In a discussion forum like HN, pointing to primary sources is the most reliable input to the other readers' research on/synthesis of their own secondary interpretation of what may be going on. Pointing to other secondary interpretations/analyses is also useful, but not without including the primary source so that others can - with apologies to the phrase currently misused by the US right wing - truly do their own research.
If you spend any time on Wikipedia, you'll find that secondary sources from an existing list are always preferred. The mandate from the link in GP (https://en.wikipedia.org/wiki/Wikipedia:No_original_research) extends, or at least is interpreted to mean to extend to, actively punishing editors who attempt to analyze or interpret primary sources.
My original post was a joke about this.
Long past time to eliminate JavaScript from existence
This.
Actually fuck the whole dynamic web. Just give us hypertext again and build native apps.
Edit: perhaps I shouldn't say this on an VC driven SaaS wankfest forum...

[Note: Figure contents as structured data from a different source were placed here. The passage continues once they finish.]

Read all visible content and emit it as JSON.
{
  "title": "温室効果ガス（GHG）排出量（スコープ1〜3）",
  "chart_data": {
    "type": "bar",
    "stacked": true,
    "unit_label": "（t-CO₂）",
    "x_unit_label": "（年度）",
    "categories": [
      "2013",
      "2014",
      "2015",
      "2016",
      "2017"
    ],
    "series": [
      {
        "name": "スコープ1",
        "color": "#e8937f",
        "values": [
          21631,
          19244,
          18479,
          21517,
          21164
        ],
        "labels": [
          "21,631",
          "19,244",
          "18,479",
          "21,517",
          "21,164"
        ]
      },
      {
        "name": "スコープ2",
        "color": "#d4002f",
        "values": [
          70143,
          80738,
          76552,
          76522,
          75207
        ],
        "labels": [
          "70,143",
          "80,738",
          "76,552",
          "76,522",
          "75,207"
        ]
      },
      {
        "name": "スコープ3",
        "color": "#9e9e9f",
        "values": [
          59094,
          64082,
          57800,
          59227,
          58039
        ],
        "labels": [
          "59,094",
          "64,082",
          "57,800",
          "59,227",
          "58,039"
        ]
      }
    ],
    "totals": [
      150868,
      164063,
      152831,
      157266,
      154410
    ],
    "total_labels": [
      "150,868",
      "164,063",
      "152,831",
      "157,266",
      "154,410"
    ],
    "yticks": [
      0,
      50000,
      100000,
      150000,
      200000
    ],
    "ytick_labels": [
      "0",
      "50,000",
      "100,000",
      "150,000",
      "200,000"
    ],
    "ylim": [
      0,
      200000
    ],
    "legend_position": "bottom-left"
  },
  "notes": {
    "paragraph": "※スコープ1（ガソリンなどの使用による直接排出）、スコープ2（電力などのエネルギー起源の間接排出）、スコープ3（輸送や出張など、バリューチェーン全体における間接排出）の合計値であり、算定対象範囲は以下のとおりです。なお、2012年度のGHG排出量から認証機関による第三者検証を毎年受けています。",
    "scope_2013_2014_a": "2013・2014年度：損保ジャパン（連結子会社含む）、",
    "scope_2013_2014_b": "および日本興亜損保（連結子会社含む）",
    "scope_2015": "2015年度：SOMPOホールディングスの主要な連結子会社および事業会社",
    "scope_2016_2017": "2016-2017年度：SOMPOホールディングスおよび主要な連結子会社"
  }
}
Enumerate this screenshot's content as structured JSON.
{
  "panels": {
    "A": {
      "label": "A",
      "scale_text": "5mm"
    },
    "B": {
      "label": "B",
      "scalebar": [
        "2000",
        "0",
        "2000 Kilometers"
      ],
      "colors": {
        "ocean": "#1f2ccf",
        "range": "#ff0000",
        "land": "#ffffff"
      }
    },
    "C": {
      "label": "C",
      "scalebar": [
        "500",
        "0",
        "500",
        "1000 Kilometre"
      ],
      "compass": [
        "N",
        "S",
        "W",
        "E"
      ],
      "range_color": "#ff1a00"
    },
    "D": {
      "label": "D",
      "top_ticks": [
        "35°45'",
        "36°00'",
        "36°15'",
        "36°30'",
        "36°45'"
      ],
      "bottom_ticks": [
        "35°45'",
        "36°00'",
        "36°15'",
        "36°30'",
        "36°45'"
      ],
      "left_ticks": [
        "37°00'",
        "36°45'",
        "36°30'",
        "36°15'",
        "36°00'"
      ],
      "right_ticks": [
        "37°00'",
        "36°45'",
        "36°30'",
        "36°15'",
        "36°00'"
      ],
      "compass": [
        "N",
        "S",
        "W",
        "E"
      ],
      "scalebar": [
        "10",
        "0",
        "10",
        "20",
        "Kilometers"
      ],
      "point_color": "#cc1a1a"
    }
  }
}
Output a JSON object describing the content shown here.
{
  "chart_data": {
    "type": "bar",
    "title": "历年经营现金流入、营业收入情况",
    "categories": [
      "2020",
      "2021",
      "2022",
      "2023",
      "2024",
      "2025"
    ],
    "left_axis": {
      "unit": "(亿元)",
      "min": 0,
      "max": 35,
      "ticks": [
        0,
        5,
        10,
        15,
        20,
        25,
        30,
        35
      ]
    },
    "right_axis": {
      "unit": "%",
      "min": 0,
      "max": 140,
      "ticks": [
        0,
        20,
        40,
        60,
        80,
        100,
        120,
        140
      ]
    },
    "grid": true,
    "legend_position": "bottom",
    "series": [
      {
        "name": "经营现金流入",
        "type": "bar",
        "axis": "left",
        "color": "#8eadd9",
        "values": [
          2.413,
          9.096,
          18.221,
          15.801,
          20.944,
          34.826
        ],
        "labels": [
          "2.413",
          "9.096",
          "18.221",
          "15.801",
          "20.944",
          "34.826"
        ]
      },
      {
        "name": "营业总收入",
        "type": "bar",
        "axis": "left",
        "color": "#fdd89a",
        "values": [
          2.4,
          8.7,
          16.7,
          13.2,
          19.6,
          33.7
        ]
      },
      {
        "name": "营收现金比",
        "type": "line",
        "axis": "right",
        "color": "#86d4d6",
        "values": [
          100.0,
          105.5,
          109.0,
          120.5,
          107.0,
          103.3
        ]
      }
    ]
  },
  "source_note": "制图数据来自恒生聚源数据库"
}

You may be interested in https://geminiprotocol.net/
I mean sure, but that's never going to happen, so complaining about it is just shaking your fist at the sky. The only way it will change is if the economics of the web change. Maybe that is the economics of developer time (it being easier/fast/more resilient and thus cheaper to do native dev), or maybe it is that dynamic scripting leads to such extreme vulnerabilities that ease of deployment/development/consumer usage change the macroeconomics of web deployment enough to shift the scales to local.
But if there's one thing I've learned over the years as a technologist, it's this: the "best technology" is not often the "technology that wins".
Engineering is not done in a vacuum. Indeed, my personal definition of engineering is that it is "constraint-based applied science". Yes, some of those constraints are "VC buxx" wanting to see a return on investment, but even the OSS world has its own set of constraints - often overlapping. Time, labor, existing infrastructure, domain knowledge.
Imagine if wikipedia was a native app, what this vuln would have caused. I for one prefer using stuff in the browser where at least it's sandboxed. Also, there's nothing stopping you from disabling JS in your browser.